After two shows at Madison Square Garden last weekend opening for Mary J. Blige, which he describes as "something like a miracle," we caught up with Jaheim, by cell phone from New York, and asked about his latest musical efforts, his greatest inspiration and the juice card Warner Bros. didn't have to keep him.

Between continuing to tour with MJB, Jaheim is scheduled to perform at Friday's at Sunset in Richmond, where he says he's got plenty of love.

Ghetto themes are prevalent in your work. Why do you draw so heavily from that?

'Cause I'm from the hood. No matter where you are, how clean it might look, there's always gon' be a neighborhood that becomes a ghetto. The ghetto, it's a sense of class. Just because you're ghetto doesn't mean you can't be this or you can't have that. Ghetto is a fashion. Ghetto is colorful. Ghetto is history. Ghetto is everything.

What other things would you like to explore musically? Who would you like to work with in the future?

I don't have any more idols in the music game, so it's like whoever's serious about this craft, whoever wants it, I'm willing to work with anybody. I don't have a favorite; it would've been Luther [Vandross] but Aretha [Franklin] would probably be the next one. Aretha takes you back to the essence, to the beginning where there were no real female soul singers, when you tend to appreciate the elements that are still out there . . . Mary [J. Blige] is a modern day Aretha Franklin, Jennifer Holliday, all that.

How have your experiences with incarceration, the death of your parents and other things you might have gone through along the way, shaped you as an artist and as a person?

It never did shape me or change me as a person. I changed myself. You have to want change, and losing my mother had a lot to do with the change.

What were you locked up for at 16 exactly?

I don't think that's important. I've been incarcerated a lot of times. I did my time, and I'm home now. I'm a grown [expletive] man and that was the past and we all live and learn. There's nothing to hide or nothing to fall back from it. That was so long ago and this is today, and everything's behind me now.

What influence has Luther Vandross had on you as an artist?

I saw Luther one day on a TV special . . . and he sang a Sam Cooke song that really touched me, "A Change is Gonna Come." I had never really heard anybody sing anything that beautiful with that much affection, and it just made you feel like a change was really gon' come and I went out and had to have everything he ever did.

What have been some of the transitions you've taken and how have you evolved over the course of the three albums you've put out?

I'm not on Warner Bros. anymore. . . . There are people behind me now that are really going be like a real machine to Jaheim, to see my vision and take me where I need to go.

I wasn't being heard, wasn't getting the attention I needed.
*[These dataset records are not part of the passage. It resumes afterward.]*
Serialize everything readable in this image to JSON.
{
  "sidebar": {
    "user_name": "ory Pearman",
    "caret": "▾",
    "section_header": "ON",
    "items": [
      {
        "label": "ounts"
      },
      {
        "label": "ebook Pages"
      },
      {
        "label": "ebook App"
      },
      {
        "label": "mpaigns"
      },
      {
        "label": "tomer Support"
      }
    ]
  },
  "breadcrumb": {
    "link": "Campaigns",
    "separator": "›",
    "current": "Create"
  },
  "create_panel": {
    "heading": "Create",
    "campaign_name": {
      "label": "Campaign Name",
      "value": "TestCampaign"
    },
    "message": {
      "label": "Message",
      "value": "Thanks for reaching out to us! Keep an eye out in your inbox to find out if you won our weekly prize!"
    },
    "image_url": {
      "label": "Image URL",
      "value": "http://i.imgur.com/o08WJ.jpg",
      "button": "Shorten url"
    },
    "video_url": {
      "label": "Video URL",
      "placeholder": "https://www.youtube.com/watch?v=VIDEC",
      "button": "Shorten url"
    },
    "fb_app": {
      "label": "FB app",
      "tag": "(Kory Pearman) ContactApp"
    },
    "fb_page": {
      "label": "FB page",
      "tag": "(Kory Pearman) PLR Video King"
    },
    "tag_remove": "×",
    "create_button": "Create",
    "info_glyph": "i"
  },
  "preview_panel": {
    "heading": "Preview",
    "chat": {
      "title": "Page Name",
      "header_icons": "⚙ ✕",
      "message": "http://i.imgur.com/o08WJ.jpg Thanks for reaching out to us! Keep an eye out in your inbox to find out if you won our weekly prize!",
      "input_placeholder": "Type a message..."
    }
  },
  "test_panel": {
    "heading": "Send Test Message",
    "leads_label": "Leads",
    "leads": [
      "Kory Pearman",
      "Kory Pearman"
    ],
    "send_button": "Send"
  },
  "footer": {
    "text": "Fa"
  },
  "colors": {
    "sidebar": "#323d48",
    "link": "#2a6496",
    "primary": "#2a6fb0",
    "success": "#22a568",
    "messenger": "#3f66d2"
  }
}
What other way could I say it? It just wasn't about Jaheim, really.

When you claim the ghetto, you gotta take what comes with it. People treat you like you're ghetto and that's how they treated me, like I was a stamp a ghetto stamp. I'm with Atlantic now. People are coming to the table, people that are on it, people that want to win, people that can make things happen.

It's really all about the juice card and, in this business, its about who you know so I can't blame Warner Bros. for a lack of communication. You've gotta know people that know people.

What did you do in your time off after "Still Ghetto?"

I wasn't happy. I was just moving and everybody else was happy, so I took time off to get my health right, to get my family right. Time to get my foundation right, to get my spiritual life right and I took time to find love, to experience love.

What are you giving people from your work on this year's "Ghetto Classics?"

"Ghetto Classics" was more of a dedication to the ghetto world that I created in my mind, in my heart, just to show them I can do ghetto classic songs and be from the same environment, and be who I be and do what I do and show it's all right to have a ghetto classic charm -- meaning live production -- and just taking it there on some of my songs.

What's next?

Definitely looking forward to the next one to be released November or December. When I did the album ["Ghetto Classics"], we did a double album but just put out half of it. So we're releasing the rest of that then.